Le président russe Vladimir Poutine a annoncé un cessez-le-feu unilatéral en Ukraine pour la période de Pâques orthodoxe, célébrée le 20 avril 2025. Le Kremlin a déclaré une suspension des hostilités de minuit le 19 avril jusqu'à minuit le 21 avril, présentant cette pause comme un geste humanitaire lié à la fête religieuse observée par les Russes et de nombreux Ukrainiens.
Les responsables ukrainiens et le président Volodymyr Zelensky ont répondu avec un profond scepticisme, remettant en question la sincérité de l'annonce. Kyiv a rappelé que la Russie avait déjà déclaré des cessez-le-feu similaires de courte durée — notamment autour de Noël 2023 — sans que les combats ne s'arrêtent réellement sur le terrain. Des sources militaires ukrainiennes ont signalé que les forces russes avaient continué à bombarder et à lancer des attaques de drones même après la déclaration de trêve.
Les gouvernements occidentaux et les analystes ont largement partagé les doutes de l'Ukraine, considérant la déclaration de cessez-le-feu comme une manœuvre de relations publiques plutôt qu'un véritable pas vers la paix.
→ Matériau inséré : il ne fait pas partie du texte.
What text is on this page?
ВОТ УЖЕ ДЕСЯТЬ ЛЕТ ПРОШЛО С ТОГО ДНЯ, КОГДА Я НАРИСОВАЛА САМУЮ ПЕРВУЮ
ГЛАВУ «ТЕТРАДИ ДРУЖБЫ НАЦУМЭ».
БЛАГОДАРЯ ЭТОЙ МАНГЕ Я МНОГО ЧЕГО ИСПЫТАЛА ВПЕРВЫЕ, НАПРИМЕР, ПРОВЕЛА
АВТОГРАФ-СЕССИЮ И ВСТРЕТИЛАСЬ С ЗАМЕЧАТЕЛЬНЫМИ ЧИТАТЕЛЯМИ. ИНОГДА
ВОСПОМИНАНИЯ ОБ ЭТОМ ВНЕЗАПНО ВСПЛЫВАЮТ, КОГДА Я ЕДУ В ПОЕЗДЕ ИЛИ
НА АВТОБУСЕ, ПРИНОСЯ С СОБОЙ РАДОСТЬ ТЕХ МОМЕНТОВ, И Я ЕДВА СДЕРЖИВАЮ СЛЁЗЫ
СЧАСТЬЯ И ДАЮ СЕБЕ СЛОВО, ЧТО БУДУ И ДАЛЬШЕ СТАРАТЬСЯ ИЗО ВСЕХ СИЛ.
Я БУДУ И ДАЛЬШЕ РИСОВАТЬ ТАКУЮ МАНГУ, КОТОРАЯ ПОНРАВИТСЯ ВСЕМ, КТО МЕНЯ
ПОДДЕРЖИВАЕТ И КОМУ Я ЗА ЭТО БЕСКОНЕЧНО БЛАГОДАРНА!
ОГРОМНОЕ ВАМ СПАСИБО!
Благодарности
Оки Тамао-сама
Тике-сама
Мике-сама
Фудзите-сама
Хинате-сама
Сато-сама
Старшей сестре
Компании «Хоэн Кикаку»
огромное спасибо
Les critiques ont souligné qu'une pause de 30 heures ne règle en rien le conflit sous-jacent et est loin de répondre aux exigences d'un cessez-le-feu complet et vérifié réclamé par l'Ukraine et ses alliés.
L'annonce est intervenue dans un contexte de pression diplomatique croissante des États-Unis et des nations européennes pour mettre fin durablement à la guerre, qui en est maintenant à sa quatrième année. L'Ukraine a constamment maintenu que tout cessez-le-feu durable doit inclure une surveillance internationale robuste et des garanties de sécurité, des conditions que la Russie n'a pas acceptées. La brève trêve de Pâques n'a guère modifié l'impasse diplomatique générale.